Tariffs Top Concern for Semiconductor Leaders in 2026: KPMG

A new KPMG survey reveals tariffs and trade policy have overtaken labor as the semiconductor industry's top concern, as leaders prioritize global supply chain diversification in 2026.

The semiconductor manufacturing sector now ranks tariffs and trade policy as its top concern, surpassing talent and labor issues in the latest KPMG Global Semiconductor Outlook survey.

This shift reflects heightened uncertainty around global trade dynamics and the potential cost impacts of evolving tariff regimes.

According to the survey, conducted with 151 industry executives in Q4 2025, about 54% of leaders are focused on geographically diversifying their supply chains, while 45% say building greater flexibility to handle geopolitical risks is their number one strategic priority.

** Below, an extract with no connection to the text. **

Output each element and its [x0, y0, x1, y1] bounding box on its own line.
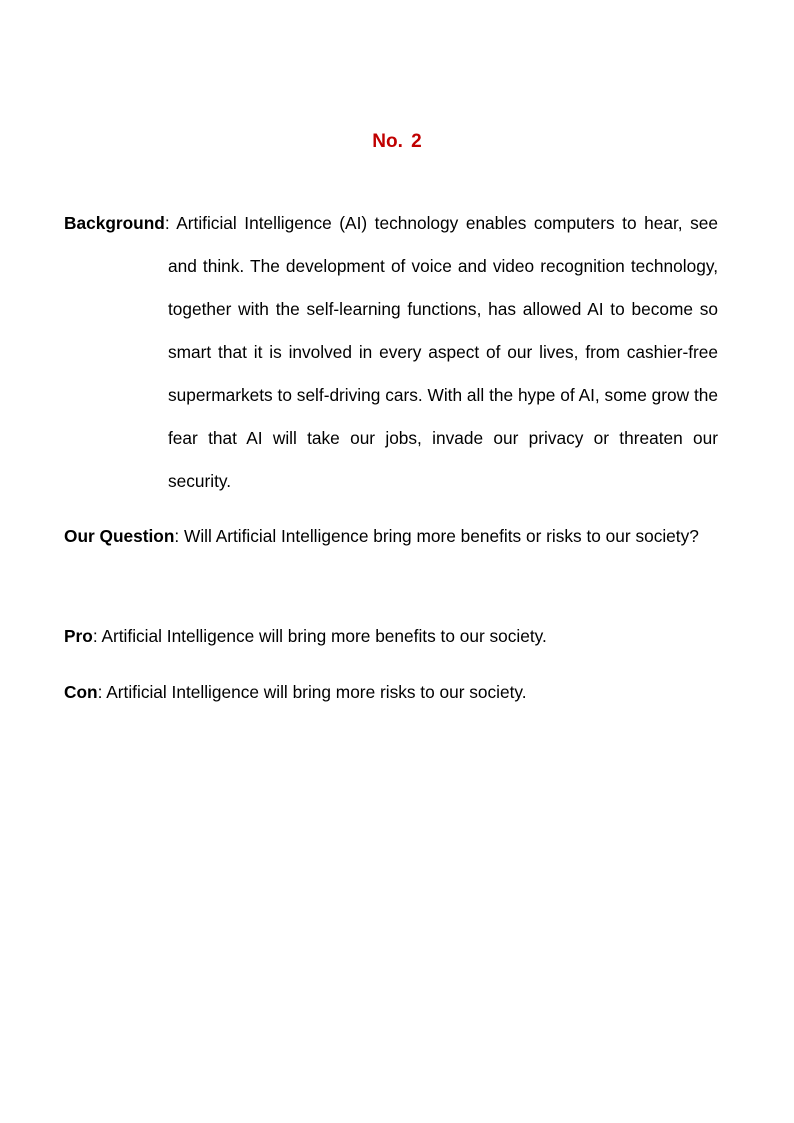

Despite these concerns, optimism remains; roughly 93% of respondents expect revenue growth in 2026, fueled largely by strong demand for AI and data center technologies.

The tariff issue has been underscored by proposed U.S. trade actions aimed at reshaping global chip flows, including discussions of high levies on semiconductor imports tied to domestic production requirements.

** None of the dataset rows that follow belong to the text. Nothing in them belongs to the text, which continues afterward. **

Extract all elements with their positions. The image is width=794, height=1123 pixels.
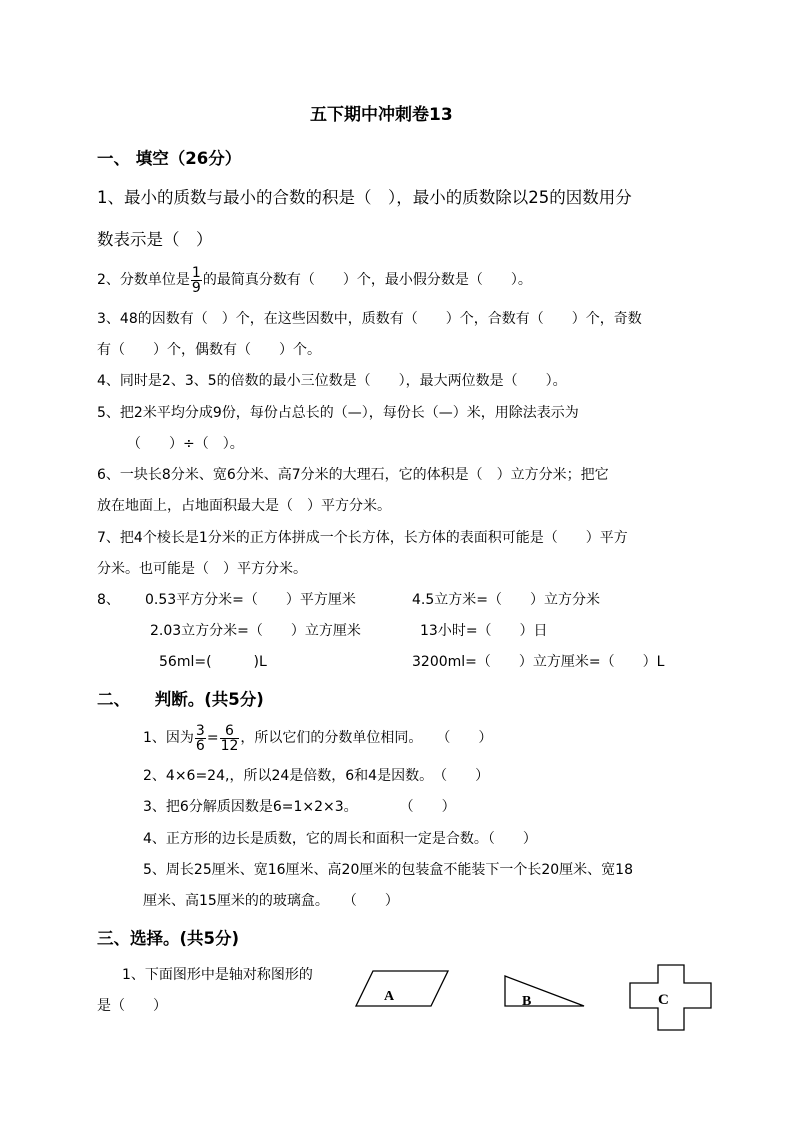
question-3-line-2: 有（ ）个，偶数有（ ）个。	[97, 342, 321, 358]
parallelogram-shape-a	[355, 970, 450, 1008]
judge-question-2: 2、4×6=24,，所以24是倍数，6和4是因数。 （ ）	[143, 768, 490, 784]
fraction-six-twelfths	[220, 724, 240, 753]
judge-question-3: 3、把6分解质因数是6=1×2×3。 （ ）	[143, 799, 456, 815]
question-8-item: 0.53平方分米=（ ）平方厘米	[145, 592, 356, 608]
question-8-item: 2.03立方分米=（ ）立方厘米	[150, 623, 361, 639]
question-8-item: 4.5立方米=（ ）立方分米	[412, 592, 600, 608]
judge-question-5-line-2: 厘米、高15厘米的的玻璃盒。 （ ）	[143, 893, 399, 909]
question-8-item: 13小时=（ ）日	[420, 623, 548, 639]
section-2-heading: 二、 判断。(共5分)	[97, 690, 264, 709]
question-7-line-1: 7、把4个棱长是1分米的正方体拼成一个长方体，长方体的表面积可能是（ ）平方	[97, 530, 628, 546]
question-2-suffix: 的最简真分数有（ ）个，最小假分数是（ ）。	[202, 272, 532, 288]
question-1-line-1: 1、最小的质数与最小的合数的积是（ ），最小的质数除以25的因数用分	[97, 188, 632, 207]
question-8-item: 56ml=( )L	[159, 654, 267, 670]
question-8-label: 8、	[97, 592, 120, 608]
question-5-line-1: 5、把2米平均分成9份，每份占总长的（—），每份长（—）米，用除法表示为	[97, 405, 579, 421]
judge-1-suffix: ，所以它们的分数单位相同。 （ ）	[240, 730, 493, 746]
right-triangle-shape-b	[504, 975, 586, 1007]
shape-a-label: A	[384, 989, 395, 1004]
judge-question-1	[143, 718, 492, 758]
cross-shape-c	[629, 964, 713, 1032]
shape-c-label: C	[658, 992, 669, 1008]
question-2-prefix: 2、分数单位是	[97, 272, 190, 288]
question-4: 4、同时是2、3、5的倍数的最小三位数是（ ），最大两位数是（ ）。	[97, 373, 567, 389]
fraction-denominator: 6	[195, 737, 205, 754]
section-1-heading: 一、 填空（26分）	[97, 149, 242, 168]
question-8-item: 3200ml=（ ）立方厘米=（ ）L	[412, 654, 665, 670]
judge-question-4: 4、正方形的边长是质数，它的周长和面积一定是合数。（ ）	[143, 831, 537, 847]
fraction-numerator: 1	[191, 264, 201, 281]
question-5-line-2: （ ）÷（ ）。	[127, 436, 244, 452]
question-7-line-2: 分米。也可能是（ ）平方分米。	[97, 561, 307, 577]
question-6-line-1: 6、一块长8分米、宽6分米、高7分米的大理石，它的体积是（ ）立方分米；把它	[97, 467, 609, 483]
fraction-denominator: 9	[191, 279, 201, 296]
fraction-three-sixths	[195, 724, 206, 753]
choice-question-1-line-1: 1、下面图形中是轴对称图形的	[122, 967, 313, 983]
section-3-heading: 三、选择。(共5分)	[97, 929, 240, 948]
question-6-line-2: 放在地面上，占地面积最大是（ ）平方分米。	[97, 498, 391, 514]
fraction-numerator: 6	[220, 724, 240, 739]
question-2	[97, 262, 532, 298]
question-1-line-2: 数表示是（ ）	[97, 230, 213, 249]
shape-b-label: B	[522, 994, 532, 1009]
question-3-line-1: 3、48的因数有（ ）个，在这些因数中，质数有（ ）个，合数有（ ）个，奇数	[97, 311, 642, 327]
page-title: 五下期中冲刺卷13	[310, 105, 453, 125]
fraction-denominator: 12	[220, 737, 239, 754]
fraction-numerator: 3	[195, 722, 205, 739]
choice-question-1-line-2: 是（ ）	[97, 998, 167, 1014]
fraction-one-ninth	[191, 266, 202, 295]
equals-sign: =	[206, 730, 219, 746]
judge-question-5-line-1: 5、周长25厘米、宽16厘米、高20厘米的包装盒不能装下一个长20厘米、宽18	[143, 862, 633, 878]
judge-1-prefix: 1、因为	[143, 730, 194, 746]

Industry leaders see both risks and opportunities: while tariffs could add cost pressures and complicate supply chains, government incentives such as tax credits and funding under the CHIPS and Science Act also support domestic investment.

In short: semiconductor executives place tariffs and trade policy at the forefront of challenges for the coming years, alongside supply chain resilience and global diversification strategies.